"Fast path" adding trees after interrupting backup

cdhowie · May 6, 2019, 8:28pm

To address the issue raised in this thread about a backup taking too long, it would be helpful if restic could reuse uploaded objects without having to re-hash everything – effectively using a parent snapshot where there isn’t one. This is actually potentially feasible.

We already have tree IDs as a hash of their contents, however this hash includes data hashes which are not known without hashing file contents.

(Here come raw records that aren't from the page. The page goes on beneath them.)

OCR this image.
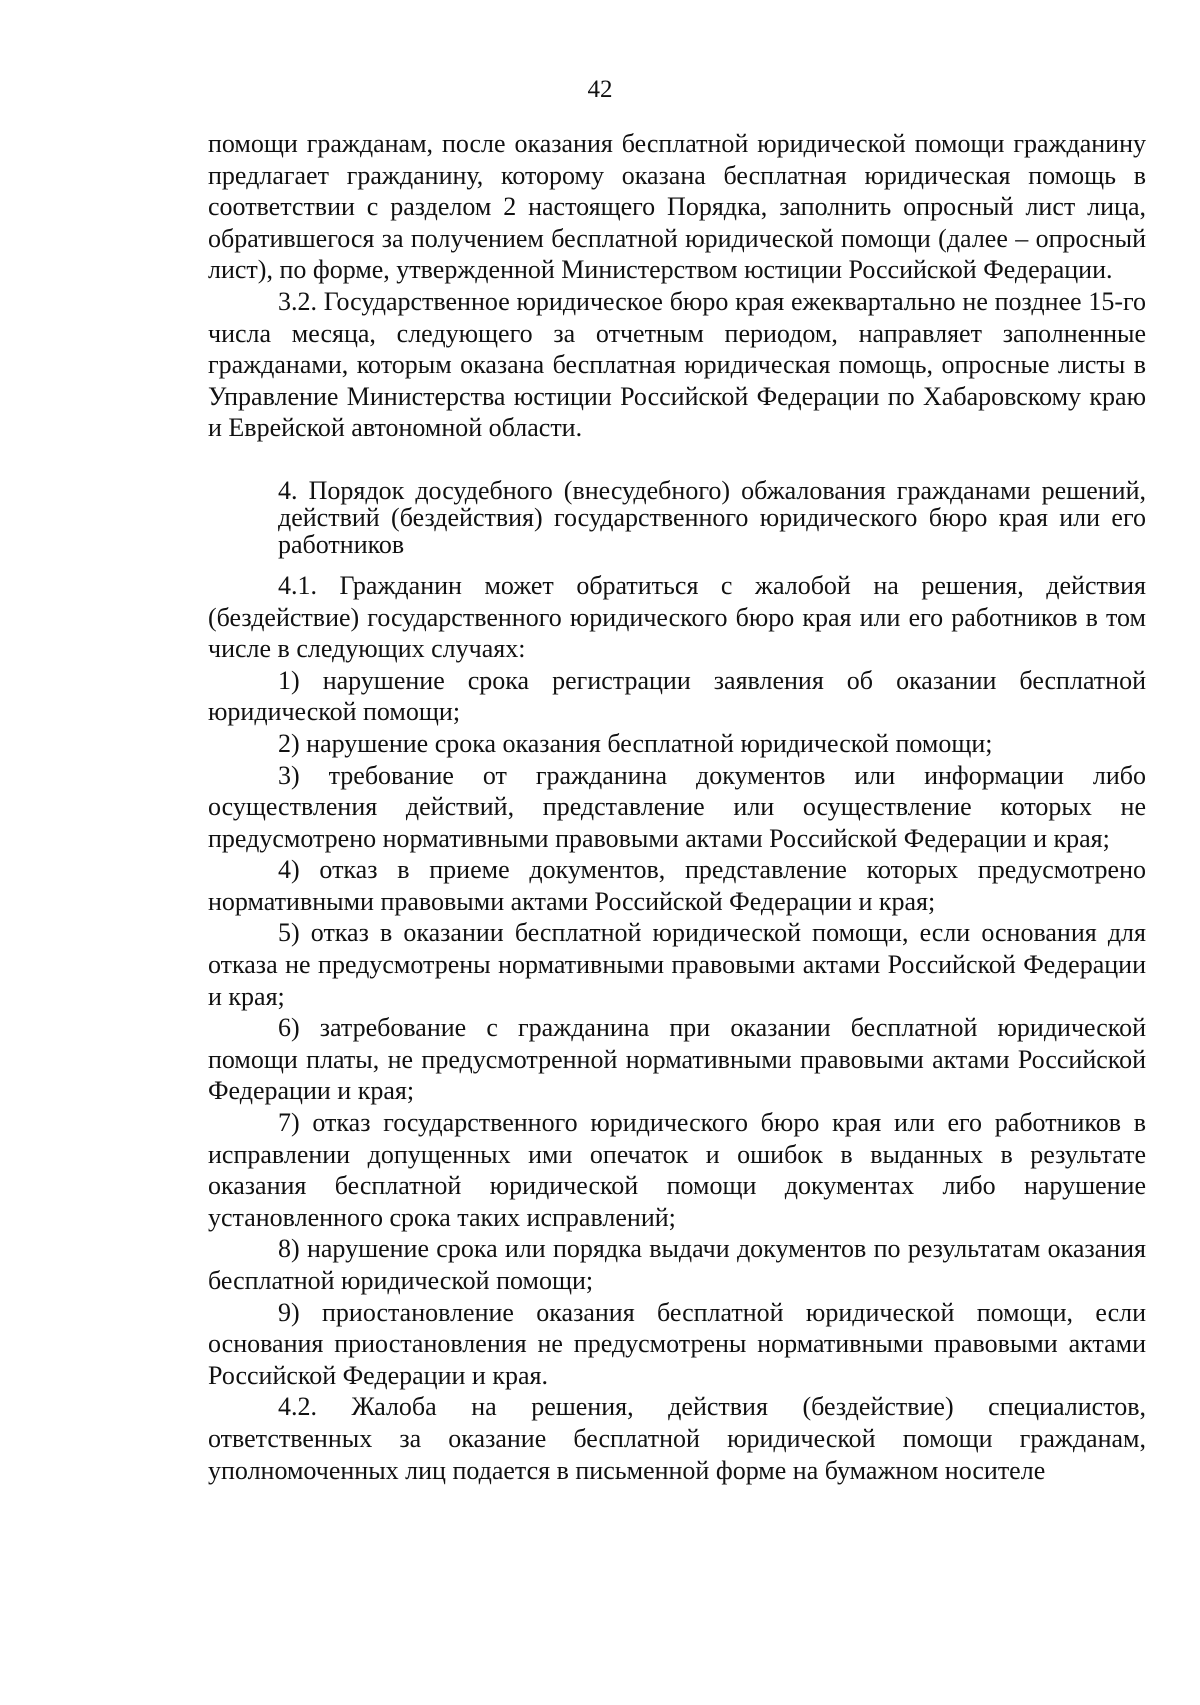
42

помощи гражданам, после оказания бесплатной юридической помощи гражданину предлагает гражданину, которому оказана бесплатная юридическая помощь в соответствии с разделом 2 настоящего Порядка, заполнить опросный лист лица, обратившегося за получением бесплатной юридической помощи (далее – опросный лист), по форме, утвержденной Министерством юстиции Российской Федерации.

3.2. Государственное юридическое бюро края ежеквартально не позднее 15-го числа месяца, следующего за отчетным периодом, направляет заполненные гражданами, которым оказана бесплатная юридическая помощь, опросные листы в Управление Министерства юстиции Российской Федерации по Хабаровскому краю и Еврейской автономной области.

4. Порядок досудебного (внесудебного) обжалования гражданами решений, действий (бездействия) государственного юридического бюро края или его работников

4.1. Гражданин может обратиться с жалобой на решения, действия (бездействие) государственного юридического бюро края или его работников в том числе в следующих случаях:

1) нарушение срока регистрации заявления об оказании бесплатной юридической помощи;

2) нарушение срока оказания бесплатной юридической помощи;

3) требование от гражданина документов или информации либо осуществления действий, представление или осуществление которых не предусмотрено нормативными правовыми актами Российской Федерации и края;

4) отказ в приеме документов, представление которых предусмотрено нормативными правовыми актами Российской Федерации и края;

5) отказ в оказании бесплатной юридической помощи, если основания для отказа не предусмотрены нормативными правовыми актами Российской Федерации и края;

6) затребование с гражданина при оказании бесплатной юридической помощи платы, не предусмотренной нормативными правовыми актами Российской Федерации и края;

7) отказ государственного юридического бюро края или его работников в исправлении допущенных ими опечаток и ошибок в выданных в результате оказания бесплатной юридической помощи документах либо нарушение установленного срока таких исправлений;

8) нарушение срока или порядка выдачи документов по результатам оказания бесплатной юридической помощи;

9) приостановление оказания бесплатной юридической помощи, если основания приостановления не предусмотрены нормативными правовыми актами Российской Федерации и края.

4.2. Жалоба на решения, действия (бездействие) специалистов, ответственных за оказание бесплатной юридической помощи гражданам, уполномоченных лиц подается в письменной форме на бумажном носителе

What if trees had an “alternate ID,” which is a hash of a subset of this information: in lexicographical order, the following information about each sub-node is added to the hash:

Name
For files:
- Size
- Mtime
- Inode
- Owner/group
- Mode
For directories:
- The alternate ID for that directory.

For this to be fast, the alternate ID of each tree would have to be included in the index.

Then, when backing up, a new phase is added before the current archiver phase, possibly as part of scanning: we perform a depth-first crawl of the backup path(s) and compute the alternate ID of every directory on the way back up. If there is a match in the index, then that tree is already backed up. We can extract the tree’s actual ID using the alternate ID as a lookup and prune that entire tree from the backup.

This approach would have the potential to replace the current “parent” mechanism entirely by giving restic the ability to reuse trees from all other snapshots.

As with the current “parent” mechanism, a flag could be added to disable this enhancement.